The UK’s smart meter rollout will only save the UK around £11 per household.
That’s according to a new report released by the British Infrastructure Group of Parliamentarians (BIG), which claims government predictions of the savings smart meters will generate for consumers are inflated, out of date and based on ‘questionable assumptions’.
The group of 92 MPs and peers says the £11 billion rollout of smart meters risks going over budget, would almost certainly pass its deadline and must be reviewed immediately.
It suggests the scheme, which aims to deploy 53 million devices by 2020, has been “plagued by repeated delays and cost increases” that could potentially negate the £16.7 billion benefit the project was designed to deliver.
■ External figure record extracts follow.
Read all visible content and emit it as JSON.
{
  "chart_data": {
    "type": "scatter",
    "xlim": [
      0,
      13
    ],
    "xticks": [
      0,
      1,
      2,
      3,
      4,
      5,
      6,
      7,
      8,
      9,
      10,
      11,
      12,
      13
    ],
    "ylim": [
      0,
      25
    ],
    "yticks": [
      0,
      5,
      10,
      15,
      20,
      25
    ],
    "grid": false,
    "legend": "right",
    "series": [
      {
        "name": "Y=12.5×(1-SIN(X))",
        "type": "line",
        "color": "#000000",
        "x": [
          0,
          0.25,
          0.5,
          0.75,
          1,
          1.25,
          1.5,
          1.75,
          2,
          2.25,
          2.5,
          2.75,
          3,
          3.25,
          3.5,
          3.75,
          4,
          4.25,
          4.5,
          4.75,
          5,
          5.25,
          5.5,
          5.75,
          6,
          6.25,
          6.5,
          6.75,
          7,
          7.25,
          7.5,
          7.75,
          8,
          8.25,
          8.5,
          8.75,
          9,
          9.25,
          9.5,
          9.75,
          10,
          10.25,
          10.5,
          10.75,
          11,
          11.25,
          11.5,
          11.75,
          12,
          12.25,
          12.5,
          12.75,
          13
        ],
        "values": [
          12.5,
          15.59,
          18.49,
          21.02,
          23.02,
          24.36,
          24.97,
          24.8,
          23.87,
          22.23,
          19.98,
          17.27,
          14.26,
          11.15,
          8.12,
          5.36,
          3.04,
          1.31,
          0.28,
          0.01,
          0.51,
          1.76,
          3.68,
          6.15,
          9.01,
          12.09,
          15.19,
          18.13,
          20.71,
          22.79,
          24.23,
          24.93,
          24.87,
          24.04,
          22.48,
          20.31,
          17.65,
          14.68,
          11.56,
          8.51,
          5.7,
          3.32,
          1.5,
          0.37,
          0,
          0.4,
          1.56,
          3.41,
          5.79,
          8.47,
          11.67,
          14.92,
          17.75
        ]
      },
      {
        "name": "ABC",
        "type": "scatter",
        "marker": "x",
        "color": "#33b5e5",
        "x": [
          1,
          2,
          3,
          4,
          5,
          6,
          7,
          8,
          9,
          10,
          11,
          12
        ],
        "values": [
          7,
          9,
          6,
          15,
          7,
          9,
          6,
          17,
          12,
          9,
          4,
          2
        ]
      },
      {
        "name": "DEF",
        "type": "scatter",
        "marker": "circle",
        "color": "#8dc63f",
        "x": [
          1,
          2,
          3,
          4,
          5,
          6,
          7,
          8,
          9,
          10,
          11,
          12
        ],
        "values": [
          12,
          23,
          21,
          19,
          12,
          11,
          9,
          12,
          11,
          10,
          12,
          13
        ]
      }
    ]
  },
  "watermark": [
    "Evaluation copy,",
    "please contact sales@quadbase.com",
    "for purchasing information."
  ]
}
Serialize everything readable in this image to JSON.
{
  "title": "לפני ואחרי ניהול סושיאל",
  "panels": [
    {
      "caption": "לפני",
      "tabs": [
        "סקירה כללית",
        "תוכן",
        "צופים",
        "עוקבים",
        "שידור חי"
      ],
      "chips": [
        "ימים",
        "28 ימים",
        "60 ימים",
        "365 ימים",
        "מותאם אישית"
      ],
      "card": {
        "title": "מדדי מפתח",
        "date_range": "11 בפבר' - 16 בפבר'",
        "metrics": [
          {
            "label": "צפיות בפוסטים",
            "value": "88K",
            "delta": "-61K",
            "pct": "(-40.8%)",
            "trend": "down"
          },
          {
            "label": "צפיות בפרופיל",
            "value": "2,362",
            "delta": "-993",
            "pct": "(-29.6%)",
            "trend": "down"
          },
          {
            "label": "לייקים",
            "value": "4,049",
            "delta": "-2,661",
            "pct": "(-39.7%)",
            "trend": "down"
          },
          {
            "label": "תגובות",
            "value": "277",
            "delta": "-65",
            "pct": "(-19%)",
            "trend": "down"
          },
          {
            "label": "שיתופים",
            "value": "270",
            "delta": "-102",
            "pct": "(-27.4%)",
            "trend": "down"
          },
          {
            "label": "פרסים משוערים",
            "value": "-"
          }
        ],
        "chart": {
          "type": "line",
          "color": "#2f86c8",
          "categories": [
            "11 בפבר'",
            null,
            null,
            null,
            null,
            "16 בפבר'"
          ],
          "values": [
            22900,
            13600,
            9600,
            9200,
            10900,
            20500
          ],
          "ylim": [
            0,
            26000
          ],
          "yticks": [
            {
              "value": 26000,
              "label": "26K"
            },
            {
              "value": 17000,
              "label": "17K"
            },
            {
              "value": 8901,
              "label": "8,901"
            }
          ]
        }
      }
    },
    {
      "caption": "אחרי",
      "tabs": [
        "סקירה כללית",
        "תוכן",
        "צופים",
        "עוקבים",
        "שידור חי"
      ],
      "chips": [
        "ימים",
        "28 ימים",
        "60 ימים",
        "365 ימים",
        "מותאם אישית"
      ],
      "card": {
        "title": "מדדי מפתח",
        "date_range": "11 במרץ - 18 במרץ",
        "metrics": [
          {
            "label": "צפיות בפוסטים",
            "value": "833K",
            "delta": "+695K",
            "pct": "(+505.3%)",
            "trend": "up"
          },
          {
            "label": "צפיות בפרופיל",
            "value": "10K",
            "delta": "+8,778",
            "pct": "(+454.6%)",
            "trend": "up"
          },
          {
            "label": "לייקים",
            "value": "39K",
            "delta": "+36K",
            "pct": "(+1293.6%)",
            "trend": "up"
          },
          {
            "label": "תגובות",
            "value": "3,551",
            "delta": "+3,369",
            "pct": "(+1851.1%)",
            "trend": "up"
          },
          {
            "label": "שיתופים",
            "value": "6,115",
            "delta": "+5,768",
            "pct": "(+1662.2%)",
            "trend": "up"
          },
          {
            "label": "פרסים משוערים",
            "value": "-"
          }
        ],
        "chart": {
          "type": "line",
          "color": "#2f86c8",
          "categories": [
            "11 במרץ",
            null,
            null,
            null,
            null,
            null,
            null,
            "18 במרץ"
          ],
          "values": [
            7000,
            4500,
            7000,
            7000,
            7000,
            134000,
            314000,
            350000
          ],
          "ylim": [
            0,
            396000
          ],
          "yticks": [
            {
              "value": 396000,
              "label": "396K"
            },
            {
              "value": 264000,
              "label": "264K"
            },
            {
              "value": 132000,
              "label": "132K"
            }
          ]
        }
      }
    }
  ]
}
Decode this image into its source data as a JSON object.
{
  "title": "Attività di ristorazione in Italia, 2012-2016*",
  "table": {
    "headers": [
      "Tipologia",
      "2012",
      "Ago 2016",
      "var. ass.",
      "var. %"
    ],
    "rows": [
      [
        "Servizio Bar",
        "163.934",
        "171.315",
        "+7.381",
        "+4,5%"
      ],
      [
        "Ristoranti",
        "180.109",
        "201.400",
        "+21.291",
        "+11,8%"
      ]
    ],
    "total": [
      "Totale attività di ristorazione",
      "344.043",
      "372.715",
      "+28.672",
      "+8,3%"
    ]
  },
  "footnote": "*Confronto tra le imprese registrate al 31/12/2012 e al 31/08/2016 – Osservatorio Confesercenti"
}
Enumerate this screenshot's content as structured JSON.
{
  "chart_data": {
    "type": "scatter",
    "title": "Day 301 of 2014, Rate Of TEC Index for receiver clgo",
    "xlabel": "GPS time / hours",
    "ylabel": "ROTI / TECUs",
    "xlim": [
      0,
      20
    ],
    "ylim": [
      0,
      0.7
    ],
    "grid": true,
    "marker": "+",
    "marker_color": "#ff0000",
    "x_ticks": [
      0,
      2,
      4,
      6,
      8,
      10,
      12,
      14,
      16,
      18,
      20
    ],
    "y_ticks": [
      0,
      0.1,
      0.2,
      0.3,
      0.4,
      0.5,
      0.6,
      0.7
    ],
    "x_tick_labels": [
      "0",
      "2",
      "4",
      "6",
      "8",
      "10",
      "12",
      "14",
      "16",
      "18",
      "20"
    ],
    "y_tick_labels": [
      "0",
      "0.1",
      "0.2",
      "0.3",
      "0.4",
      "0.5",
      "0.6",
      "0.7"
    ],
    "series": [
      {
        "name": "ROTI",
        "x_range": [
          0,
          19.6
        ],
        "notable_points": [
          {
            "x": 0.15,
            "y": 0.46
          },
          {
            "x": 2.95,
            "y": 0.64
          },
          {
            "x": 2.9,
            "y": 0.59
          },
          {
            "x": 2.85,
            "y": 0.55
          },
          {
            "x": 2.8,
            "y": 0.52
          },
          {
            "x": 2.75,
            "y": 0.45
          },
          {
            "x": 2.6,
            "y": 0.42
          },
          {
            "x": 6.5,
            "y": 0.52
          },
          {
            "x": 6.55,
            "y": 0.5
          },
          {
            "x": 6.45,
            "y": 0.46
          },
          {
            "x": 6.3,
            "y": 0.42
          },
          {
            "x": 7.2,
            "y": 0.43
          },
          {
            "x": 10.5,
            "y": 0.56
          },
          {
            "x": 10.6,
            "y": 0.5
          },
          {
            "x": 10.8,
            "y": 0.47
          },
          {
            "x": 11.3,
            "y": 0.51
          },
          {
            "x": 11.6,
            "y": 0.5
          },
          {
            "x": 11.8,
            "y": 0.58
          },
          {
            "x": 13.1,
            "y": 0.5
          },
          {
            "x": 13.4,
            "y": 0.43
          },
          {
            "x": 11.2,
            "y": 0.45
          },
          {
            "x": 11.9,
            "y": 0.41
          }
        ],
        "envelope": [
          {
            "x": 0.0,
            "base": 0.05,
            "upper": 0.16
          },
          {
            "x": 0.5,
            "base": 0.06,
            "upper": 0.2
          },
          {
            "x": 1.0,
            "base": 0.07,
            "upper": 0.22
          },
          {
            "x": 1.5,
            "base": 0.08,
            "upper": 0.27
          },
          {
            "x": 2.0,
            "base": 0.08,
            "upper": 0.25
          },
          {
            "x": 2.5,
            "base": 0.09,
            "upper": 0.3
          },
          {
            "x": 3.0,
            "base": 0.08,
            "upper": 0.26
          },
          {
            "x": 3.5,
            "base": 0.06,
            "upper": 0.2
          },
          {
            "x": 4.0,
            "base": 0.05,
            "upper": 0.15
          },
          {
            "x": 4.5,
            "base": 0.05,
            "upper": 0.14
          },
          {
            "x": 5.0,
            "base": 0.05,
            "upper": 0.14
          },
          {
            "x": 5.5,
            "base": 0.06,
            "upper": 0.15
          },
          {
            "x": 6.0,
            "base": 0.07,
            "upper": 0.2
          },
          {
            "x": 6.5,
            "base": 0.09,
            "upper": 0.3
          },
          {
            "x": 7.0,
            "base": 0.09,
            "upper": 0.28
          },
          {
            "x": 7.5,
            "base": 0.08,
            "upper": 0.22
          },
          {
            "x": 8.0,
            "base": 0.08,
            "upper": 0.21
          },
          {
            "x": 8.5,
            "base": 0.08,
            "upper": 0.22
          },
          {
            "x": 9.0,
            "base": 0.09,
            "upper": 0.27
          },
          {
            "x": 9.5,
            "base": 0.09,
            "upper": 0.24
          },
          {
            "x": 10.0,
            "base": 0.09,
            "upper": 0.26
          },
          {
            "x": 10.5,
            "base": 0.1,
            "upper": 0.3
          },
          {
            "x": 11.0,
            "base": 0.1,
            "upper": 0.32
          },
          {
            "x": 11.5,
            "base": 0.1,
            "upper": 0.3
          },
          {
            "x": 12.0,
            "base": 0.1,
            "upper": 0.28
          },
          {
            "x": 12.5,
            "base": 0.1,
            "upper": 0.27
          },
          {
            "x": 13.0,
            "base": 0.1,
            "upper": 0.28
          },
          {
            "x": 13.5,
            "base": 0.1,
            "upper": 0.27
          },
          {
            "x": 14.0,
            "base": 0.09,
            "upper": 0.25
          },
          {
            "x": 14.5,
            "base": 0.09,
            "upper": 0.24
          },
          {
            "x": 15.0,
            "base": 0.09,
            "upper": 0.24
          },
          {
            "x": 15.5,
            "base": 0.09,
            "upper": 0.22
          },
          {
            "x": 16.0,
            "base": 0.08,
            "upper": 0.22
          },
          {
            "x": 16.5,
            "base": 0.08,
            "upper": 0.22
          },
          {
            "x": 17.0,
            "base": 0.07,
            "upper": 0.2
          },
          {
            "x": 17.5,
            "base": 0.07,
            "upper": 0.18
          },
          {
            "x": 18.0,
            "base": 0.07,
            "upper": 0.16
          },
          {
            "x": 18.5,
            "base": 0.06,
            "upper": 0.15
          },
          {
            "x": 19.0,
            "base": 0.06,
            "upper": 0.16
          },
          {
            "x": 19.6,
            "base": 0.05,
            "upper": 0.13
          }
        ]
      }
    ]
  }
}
The report shows suppliers are currently behind schedule, with around 11 million smart meters said to be operational as of March 2018 – this leaves just three years to fit more than 40 million additional meters by 2020, a monthly rate of nearly 1.3 million.
In April, large suppliers were only managing to install around 420,000 units a month.
Conservative MP Grant Shapps said: “Although the entire programme has been funded by customers through higher energy bills, unlike energy suppliers themselves, they are not presently guaranteed to see the majority of the savings that do materialise.
“This report calls on the UK government to immediately review the progress of rollout and intervene to tackle its points of failure and risk.”
Robert Cheesewright, Director of Policy and Communications at Smart Energy GB, said the rollout is a “vital investment for Great Britain, leading to savings that will outweigh the costs by billions of pounds”.